We reported on the prospect of this bill in April, quoting Singapore Prime Minister Lee Hsien Loong, who said: “In extreme and urgent cases, the legislation will also require online news sources to take down fake news before irreparable damage is done.”

It emerges that there are also potential penalties for perpetrators of up to 10 years in prison, or fines of up to S$1 million ($734,000).

While tech companies such as Google, Facebook and Twitter – all of whom have headquarters within the city-state – have declared their willingness to cooperate with the prospect of greater regulation, these companies have issued statements against the new Singapore law, arguing that it puts too much power for the executive to decide what is true and what is false.

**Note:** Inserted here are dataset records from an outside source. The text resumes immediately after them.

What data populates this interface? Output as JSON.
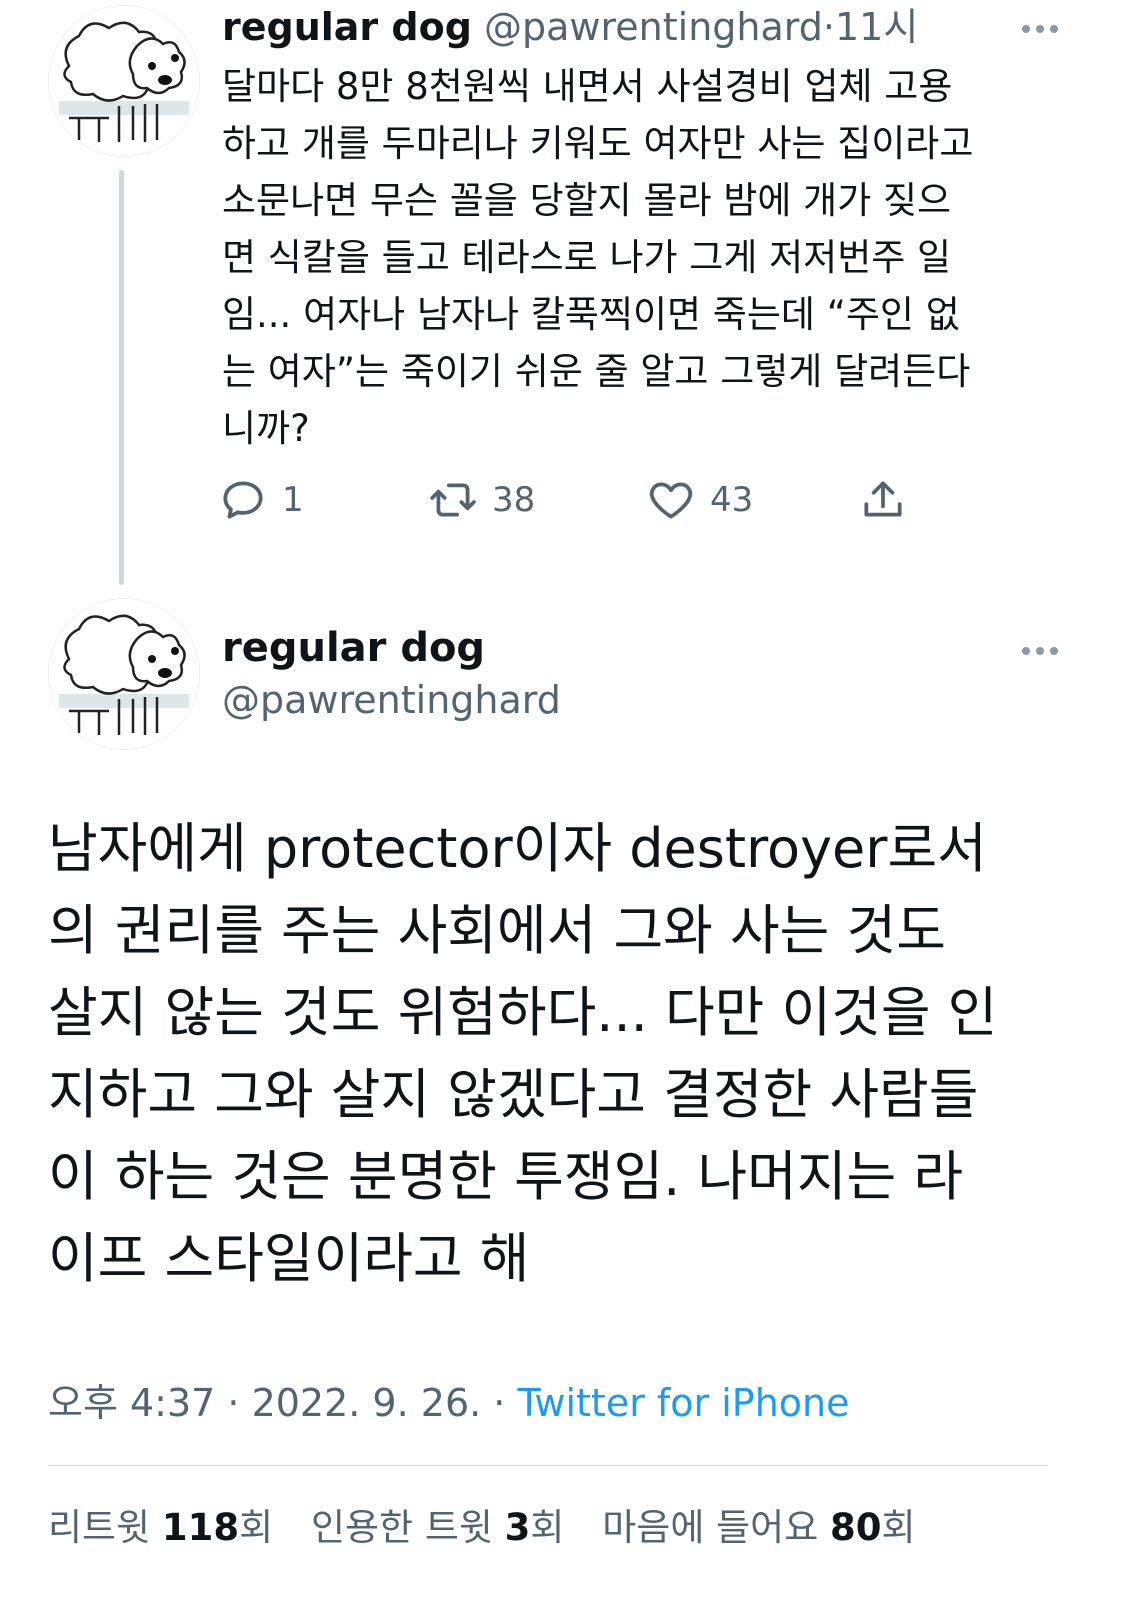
{
  "parent_tweet": {
    "author_name": "regular dog",
    "handle": "@pawrentinghard",
    "separator": "·",
    "time": "11시",
    "text_lines": [
      "달마다 8만 8천원씩 내면서 사설경비 업체 고용",
      "하고 개를 두마리나 키워도 여자만 사는 집이라고",
      "소문나면 무슨 꼴을 당할지 몰라 밤에 개가 짖으",
      "면 식칼을 들고 테라스로 나가 그게 저저번주 일",
      "임... 여자나 남자나 칼푹찍이면 죽는데 “주인 없",
      "는 여자”는 죽이기 쉬운 줄 알고 그렇게 달려든다",
      "니까?"
    ],
    "actions": {
      "reply_count": "1",
      "retweet_count": "38",
      "like_count": "43"
    },
    "icons": [
      "reply-icon",
      "retweet-icon",
      "like-icon",
      "share-icon",
      "more-icon"
    ]
  },
  "main_tweet": {
    "author_name": "regular dog",
    "handle": "@pawrentinghard",
    "text_lines": [
      "남자에게 protector이자 destroyer로서",
      "의 권리를 주는 사회에서 그와 사는 것도",
      "살지 않는 것도 위험하다... 다만 이것을 인",
      "지하고 그와 살지 않겠다고 결정한 사람들",
      "이 하는 것은 분명한 투쟁임. 나머지는 라",
      "이프 스타일이라고 해"
    ],
    "timestamp": "오후 4:37 · 2022. 9. 26. ·",
    "source": "Twitter for iPhone",
    "stats": {
      "retweets_label": "리트윗",
      "retweets_count": "118",
      "retweets_suffix": "회",
      "quotes_label": "인용한 트윗",
      "quotes_count": "3",
      "quotes_suffix": "회",
      "likes_label": "마음에 들어요",
      "likes_count": "80",
      "likes_suffix": "회"
    }
  },
  "colors": {
    "text": "#0f1419",
    "secondary": "#536471",
    "accent": "#1d9bf0",
    "border": "#cfd9de"
  }
}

In response to Reuters, Google stated: “We remain concerned that this law will hurt innovation and the growth of the digital information ecosystem.” Simon Milner, Facebook’s Asia-Pacific Vice-President of Public Policy, said: “We remain concerned with aspects of the new law which grant broad powers to the Singapore executive branch to compel us to remove content they deem to be false and to push a government notification to users.”

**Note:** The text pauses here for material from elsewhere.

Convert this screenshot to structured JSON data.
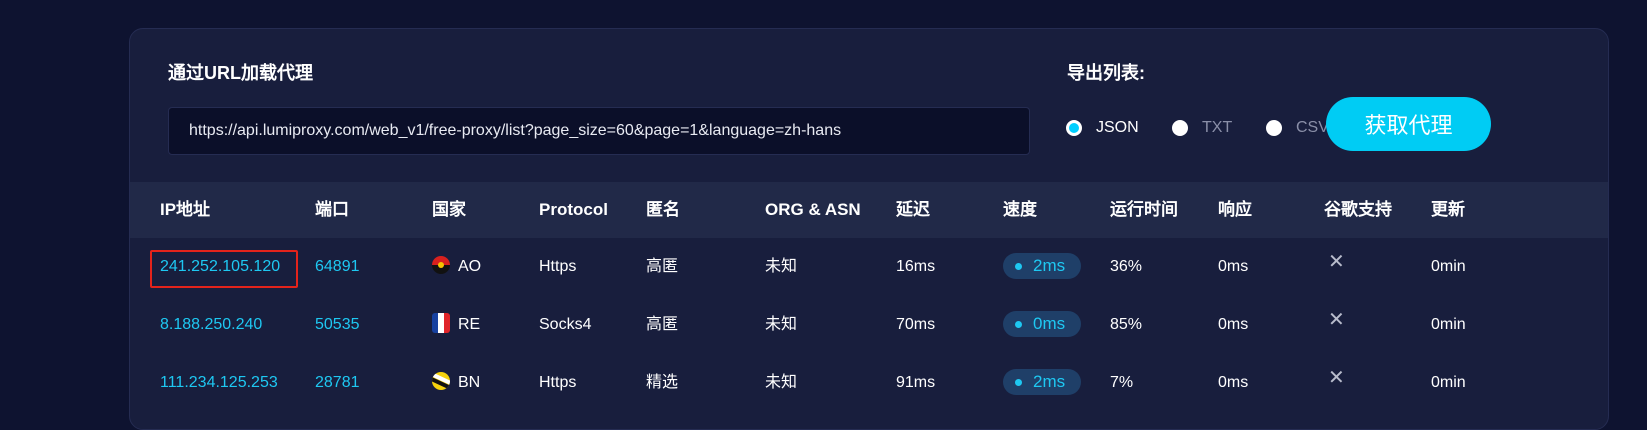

Reporters Without Borders rank Singapore at a lowly 151 out of 180 countries in its World Press Freedom Index. Fears that the law will function as a crackdown on dissenting speech have been suggested by many human rights and internet watchdog organizations.

The International Commission of Jurists, an organization made up of judges, lawyers and other legal experts dedicated to the promotion of global human rights, wrote an open letter to the Singapore authorities, in which they suggest the bill has “far-reaching limitations on the rights to freedom of expression, opinion and information.”

As reported in The Guardian, Phil Robertson, Deputy Asia Director at Human Rights Watch, described the law as a “disaster for online expression by ordinary Singaporeans, and a hammer blow against the independence of many online news portals.”

Despite this, Law Minister Kasiviswanathan Shanmugam defended the bill, saying: “Free speech should not be affected by this bill. We are talking here about falsehoods. We are talking about bots…trolls…fake accounts and so on.”

The bill was passed without any of the suggested amendments made by industry observers and Nominated Members of Parliament (NMPs) that may reassure those concerned about an overreach of power. One such suggestion, not taken up, was that action should only be taken against statements proven to be objectively false and exclude opinions, satire, comments, generalizations, parody or anecdote.

The Singapore government has done little to hide its animosity towards Facebook since it denied requests to remove information last year. Information about a feud between Prime Minister Lee and his siblings over the will of their late father, Singapore’s first prime minister Lee Kuan Yew, has also proliferated over Facebook since 2017.

The law has few restrictions, applicable across platforms and even private communication apps, including Telegram and WhatsApp. Senior Minister of State for Law and Health Edwin Tong defended this decision: “Closed platforms, chat groups, social media groups, can serve as a public megaphone as much as an open platform.”

The law is set to be implemented within the next few weeks.